Re: I don't know how much of a problem his drinking is..
Thanks Ann, that is very helpful to understand about how the drinking affects the mood. And no, I'm not okay with living with it anymore. I wasn't really ever okay with it, but he blamed me for his misery, and I accepted the blame. I thought if I tried harder, he would be happy like he said he would be if only I could meet his needs. I know that sounds idiotic, but it's complicated. Sometimes he is the nicest guy to be around, and the miserable bits fade away. Then the nice guy came back less and less. I thought maybe it was a midlife crisis. It's only when it was affecting the kids that I was able to see a bit more clearly that it was such unacceptable behaviour. It's like it crept up on me - we were once normal and happy. Then after a while, there were things I was completely ashamed for my friends and family to see about our struggles. Especially the sex bits. Once I finally opened up to a couple of friends, they were shocked. Turns out my normal was very abnormal.
Torn, I guess he is a mess. He is working on it. Going to counselling to deal with the porn issues, and cutting back on the pot and beer he says. I don't know at what point to believe he's conquered it, but hopefully the counsellor we're seeing will help with that part. He hopes to be home by Christmas - I think that's pretty premature. I need to see him be stable and well for a while and I have some healing to do, and need time to get all this in perspective. Honestly, I feel no affection for him at the moment, and once he fixes these issues about himself, then I will need to fall in love with him again because right now, there's just nothing there. He seems to be just dying from lack of affection/sex but after so many years of feeling constantly pushed to be all that for him, I can't give it. But I do feel very sorry for him.
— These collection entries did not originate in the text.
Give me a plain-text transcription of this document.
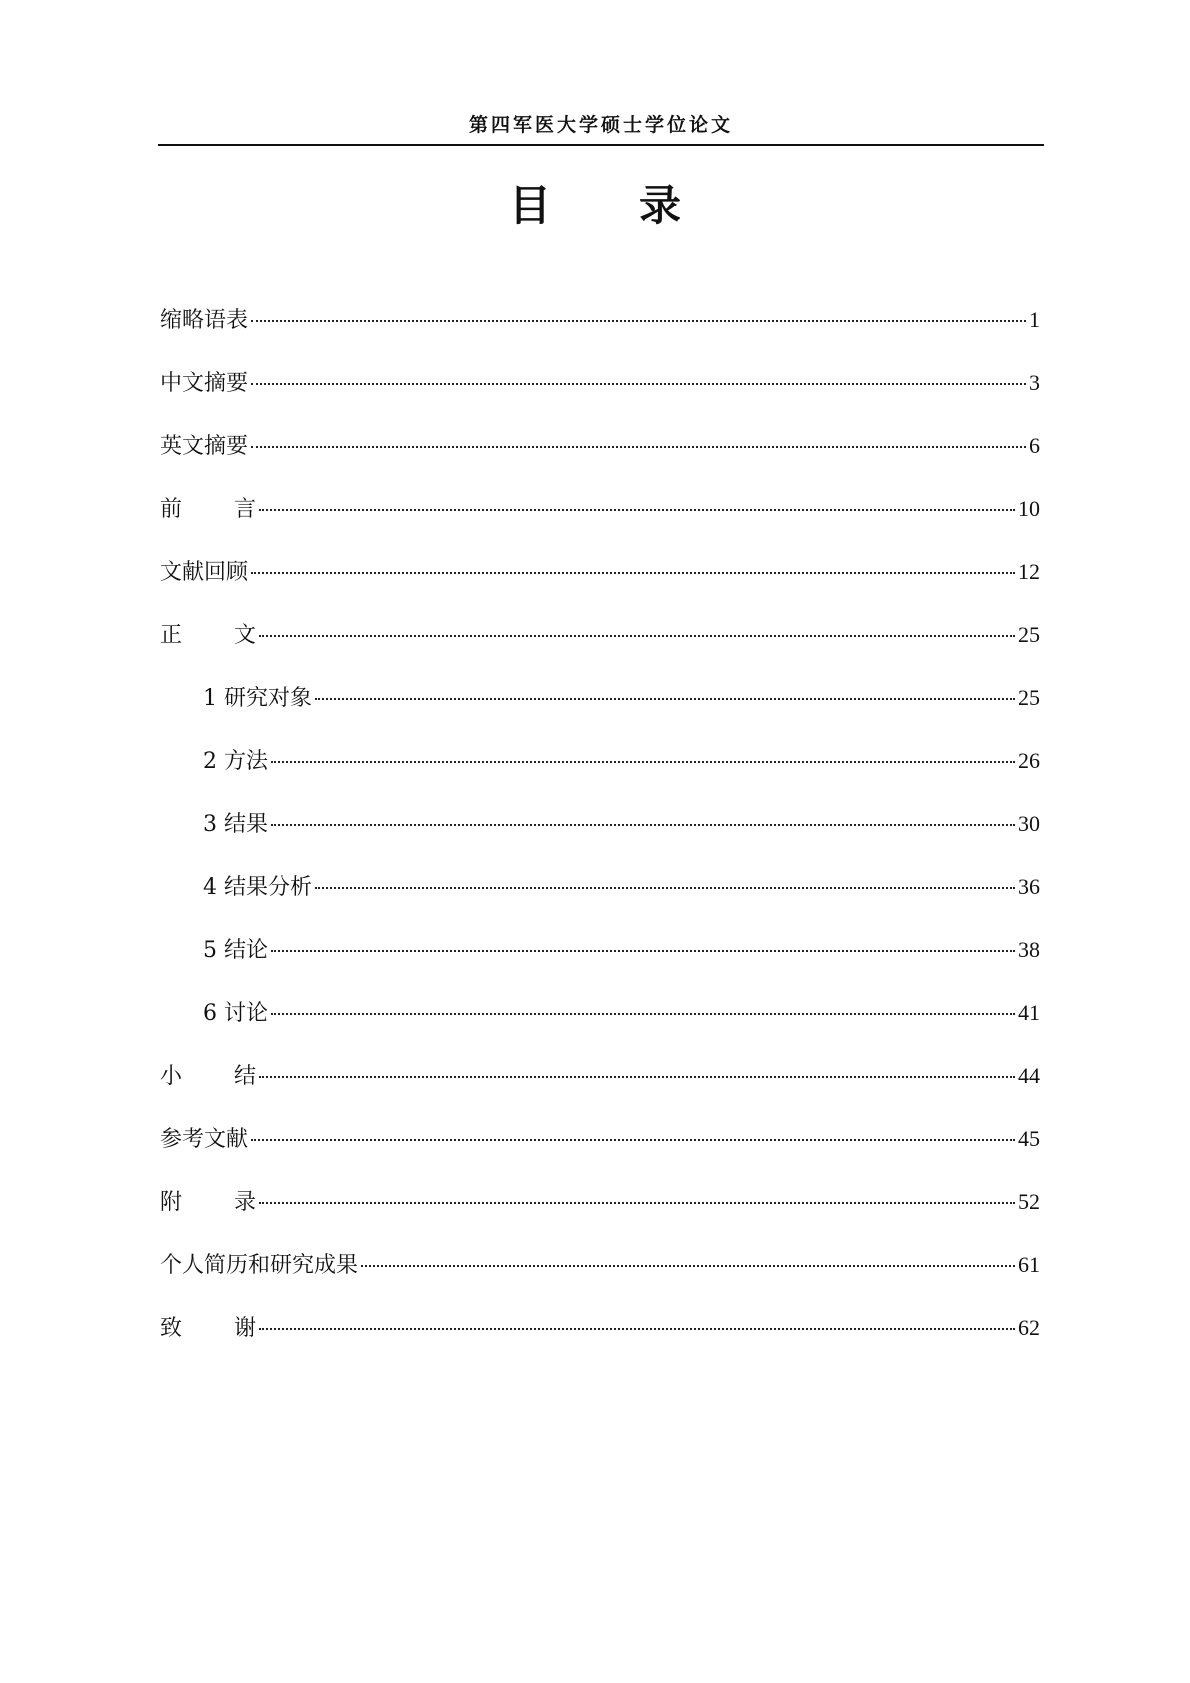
第四军医大学硕士学位论文
目 录
缩略语表	1
中文摘要	3
英文摘要	6
前　言	10
文献回顾	12
正　文	25
1 研究对象	25
2 方法	26
3 结果	30
4 结果分析	36
5 结论	38
6 讨论	41
小　结	44
参考文献	45
附　录	52
个人简历和研究成果	61
致　谢	62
As to why I want him back, there's a lot of reasons. For one, and I hope this doesn't sound cold, I've always stayed home with the kids, and have been out of the workforce until this year, and then I had to quit work when he left to take care of our kids, as one has special needs. I can make it without him - there's child support and spousal support - but it will be tight. However, I'm a resourceful gal and work that out. I won't go back to living in that hell for all the financial security he can offer. But beyond that, I take my marriage vow seriously. If he will change, I want to support him in that. My kids are young, and if they can have a healthy father, I want them to have that. I will not stay if he doesn't get better, but unfortunately after such a long time of things being so screwed up, I don't really feel like I have an idea of what healthy looks like. Especially not sexually. That's really going to take some time.